Poursuite des Etats généraux de la Justice
2023 sera également aussi une année charnière s’agissant notamment de la poursuite des Etats généraux de la Justice initiée par le Président de la République à Poitiers le 18 octobre 2021, et conformément aux récentes annonces du garde des Sceaux, « qui tiennent compte des nécessités d'une justice moderne, de l'efficacité de l'enquête, du fait qu'en France tout citoyen a le droit d'avoir un défenseur, une justice à portée de main et à portée de bourse », a souligné Jérôme Gavaudan.
Ce dernier a également félicité l’effort budgétaire annoncé, ainsi que le recrutement de nouveaux magistrats, notamment au sein des avocats, grâce à un système de passerelle simplifié. Ces annonces s’inscrivent dans un esprit d’ouverture de l’institution judiciaire, de prise en compte de ses difficultés, de la place de l’avocat et de la nécessité de recrutement de magistrats.
« Je note ici que l’ENM aura un rôle déterminant à jouer et je salue l’anticipation de sa directrice, Nathalie Roret, en engageant, dès son arrivée, une réforme de l’école qui lui permettra de relever le défi de promotions inédites et historiques », a-t-il souligné, ajoutant que les avocats devront aussi « s’ouvrir un peu plus aux magistrats pour fluidifier les relations, les formations ».
Préserver les libertés publiques et individuelles
Jérôme Gavaudan a également averti que 2023 serait une année charnière pour les libertés publiques et individuelles, et, à ce titre, a assuré que le CNB serait extrêmement vigilant à ce que les projets de loi Asile et immigration n’entrainent pas « un recul des droits et libertés », notamment en restreignant l’accès au juge, en privilégiant le juge unique à la collégialité ou encore en généralisant la visio-audience. « Il va falloir être attentif à tout cela », a-t-il relevé.

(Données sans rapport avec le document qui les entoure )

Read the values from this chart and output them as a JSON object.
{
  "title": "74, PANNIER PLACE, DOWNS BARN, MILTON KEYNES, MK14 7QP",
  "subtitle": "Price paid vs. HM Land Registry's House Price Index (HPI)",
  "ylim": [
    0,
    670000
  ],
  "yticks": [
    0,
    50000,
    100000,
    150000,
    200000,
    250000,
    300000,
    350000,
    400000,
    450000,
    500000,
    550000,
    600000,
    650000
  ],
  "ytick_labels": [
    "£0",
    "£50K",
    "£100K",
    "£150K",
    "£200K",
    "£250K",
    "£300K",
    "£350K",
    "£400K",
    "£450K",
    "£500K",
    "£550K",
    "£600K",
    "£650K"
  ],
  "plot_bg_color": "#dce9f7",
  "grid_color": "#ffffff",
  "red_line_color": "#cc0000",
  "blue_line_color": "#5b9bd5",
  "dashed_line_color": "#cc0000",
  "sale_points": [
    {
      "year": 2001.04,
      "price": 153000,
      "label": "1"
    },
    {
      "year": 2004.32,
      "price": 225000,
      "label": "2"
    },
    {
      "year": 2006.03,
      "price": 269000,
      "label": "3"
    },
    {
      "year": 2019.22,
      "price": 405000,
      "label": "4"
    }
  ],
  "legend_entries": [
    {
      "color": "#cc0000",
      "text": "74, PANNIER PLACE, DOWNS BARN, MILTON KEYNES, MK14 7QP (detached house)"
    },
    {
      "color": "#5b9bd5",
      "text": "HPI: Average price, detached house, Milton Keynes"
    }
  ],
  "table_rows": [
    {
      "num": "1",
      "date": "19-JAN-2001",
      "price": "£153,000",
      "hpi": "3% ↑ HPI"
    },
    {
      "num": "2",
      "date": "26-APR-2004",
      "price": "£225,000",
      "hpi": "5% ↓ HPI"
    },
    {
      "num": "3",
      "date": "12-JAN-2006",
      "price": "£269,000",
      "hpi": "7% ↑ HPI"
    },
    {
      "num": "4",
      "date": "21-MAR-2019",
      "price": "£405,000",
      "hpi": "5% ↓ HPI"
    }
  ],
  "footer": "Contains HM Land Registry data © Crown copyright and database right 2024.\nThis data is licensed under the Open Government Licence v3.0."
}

Autre sujet d’inquiétude, le projet de loi relatif aux Jeux Olympiques de 2024, qui prévoie plusieurs dérogations et expérimentations afin d’assurer la sécurité des manifestations sportives. « On s'en inquiète à juste titre mais il ne faudrait pas qu'à l'occasion des Jeux Olympiques, on mette en place des mesures attentatoires aux libertés, telles que le recours à la reconnaissance faciale ou à la surveillance par les drones », a averti le président du CNB. « Les Jeux Olympiques ne doivent pas être le laboratoire d’expérimentations dangereuses (…). On se méfie des expérimentations », a-t-il ajouté.
Le Guichet unique, la grande interrogation du début d’année
Le Guichet unique des entreprises ne fonctionnant toujours pas depuis son lancement le 1er janvier dernier, il est source de nombreuses préoccupations. Jérôme Gavaudan a d’ailleurs fait part à la ministre déléguée en charge des Petites et moyennes entreprises Olivia Grégoire « du risque que font peser les incertitudes liées aux dysfonctionnements du Guichet unique sur la vie économique des entreprises et sur la responsabilité des utilisateurs professionnels, dont les avocats ». Si la ministre lui a assuré que la plateforme devrait fonctionner au mois de mars, « les statistiques sont catastrophiques ».
Pour essayer de faire avancer les choses, le CNB s’est engagé à faire remonter à l’INPI, en temps réel, toutes les anomalies de fonctionnement constatées par les avocats. « Nous restons mobilisés », a assuré Jérôme Gavaudan.